Finding solace on a stand up paddle board by: Student Journalist
A newly formed Gold Coast board-riders business is helping people with Autism find solace on a stand up paddle board.
Based on the banks of the Currumbin Creek, the founders of Autism Spectrum Disorder [ASD] Boardriders, Emily Habelrih and Josh Hanlon, use their background in psychology and personal experience to provide lessons to patrons who might otherwise find such settings challenging.
“We offer a staggered approach to paddle boarding, and are happy to modify our lesson plan to suit the abilities of any individual who might be interested in participating,” Mr Hanlon said.
“As long as we are having fun and our participants are coping with the environment we take that as a win!
“It’s all about celebrating progress.”
Motivated by the personal growth of Ms Habelrih’s brother, Richi Habelrih – whose parents were once told he would never walk or talk – the pair believe the key to success is to focus on ability.

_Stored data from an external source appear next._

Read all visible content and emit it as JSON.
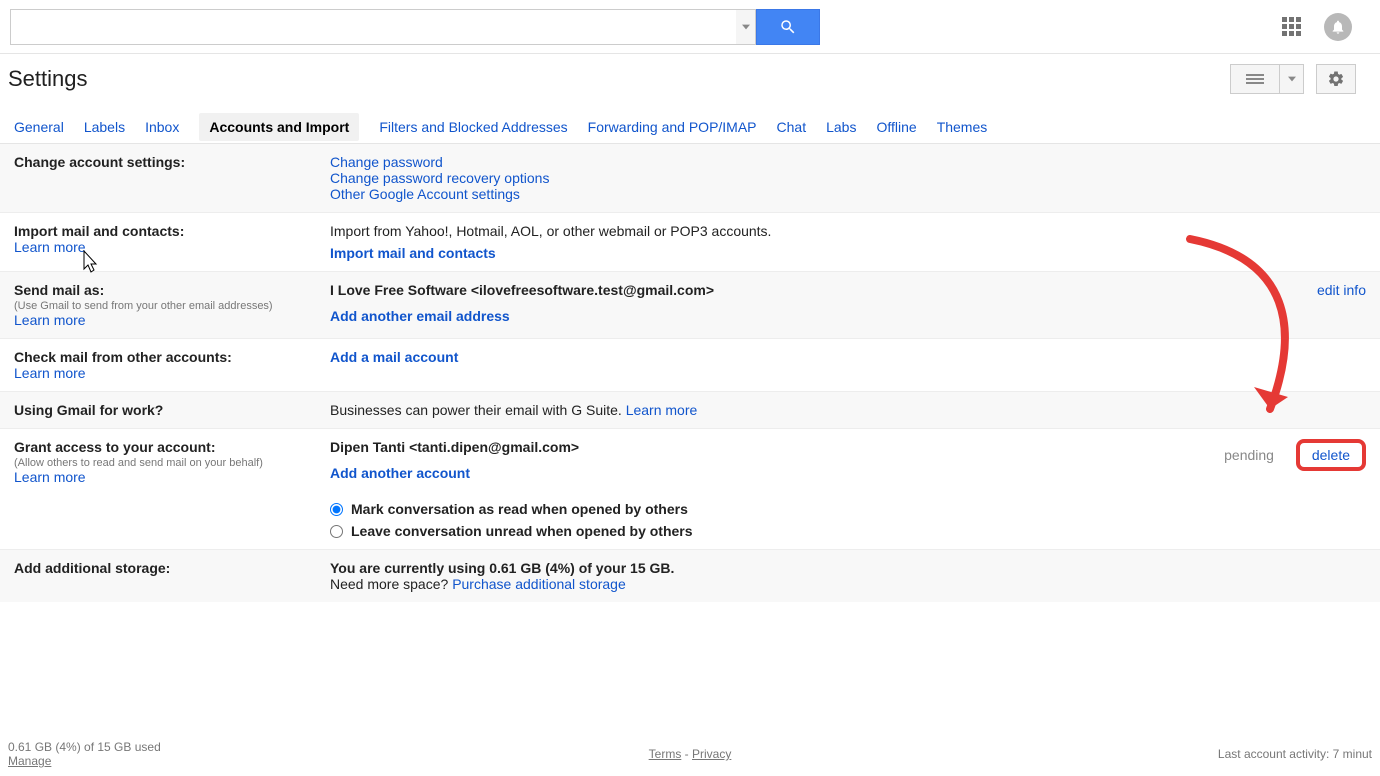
{
  "search": {
    "placeholder": ""
  },
  "page_title": "Settings",
  "tabs": [
    "General",
    "Labels",
    "Inbox",
    "Accounts and Import",
    "Filters and Blocked Addresses",
    "Forwarding and POP/IMAP",
    "Chat",
    "Labs",
    "Offline",
    "Themes"
  ],
  "active_tab": "Accounts and Import",
  "sections": {
    "change_account": {
      "title": "Change account settings:",
      "links": [
        "Change password",
        "Change password recovery options",
        "Other Google Account settings"
      ]
    },
    "import_mail": {
      "title": "Import mail and contacts:",
      "learn": "Learn more",
      "desc": "Import from Yahoo!, Hotmail, AOL, or other webmail or POP3 accounts.",
      "action": "Import mail and contacts"
    },
    "send_as": {
      "title": "Send mail as:",
      "sub": "(Use Gmail to send from your other email addresses)",
      "learn": "Learn more",
      "entry": "I Love Free Software <ilovefreesoftware.test@gmail.com>",
      "edit": "edit info",
      "action": "Add another email address"
    },
    "check_mail": {
      "title": "Check mail from other accounts:",
      "learn": "Learn more",
      "action": "Add a mail account"
    },
    "gsuite": {
      "title": "Using Gmail for work?",
      "desc": "Businesses can power their email with G Suite.",
      "learn": "Learn more"
    },
    "grant": {
      "title": "Grant access to your account:",
      "sub": "(Allow others to read and send mail on your behalf)",
      "learn": "Learn more",
      "entry": "Dipen Tanti <tanti.dipen@gmail.com>",
      "status": "pending",
      "delete": "delete",
      "action": "Add another account",
      "radio1": "Mark conversation as read when opened by others",
      "radio2": "Leave conversation unread when opened by others"
    },
    "storage": {
      "title": "Add additional storage:",
      "line1": "You are currently using 0.61 GB (4%) of your 15 GB.",
      "line2a": "Need more space? ",
      "line2b": "Purchase additional storage"
    }
  },
  "footer": {
    "usage": "0.61 GB (4%) of 15 GB used",
    "manage": "Manage",
    "terms": "Terms",
    "privacy": "Privacy",
    "activity": "Last account activity: 7 minut"
  }
}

“By not focusing on our participants’ disabilities we are in turn shaping their self-esteem and willingness to try new activities in the future,” Ms Habelrih said.
“None of Richi’s achievements would’ve been possible if the focus was on what he couldn’t do!”
Now a confident paddle boarder, Mr. Habelrih is a testament to what programs like ASD Boardriders can do for members of the Autism community.
“I love to go paddle boarding,” he said.
“I like to show people that I am just like everyone else.”
Lessons can be pre-booked in both a one-on-one and group setting, with prices for instructor and equipment hire ranging from $35 – $45.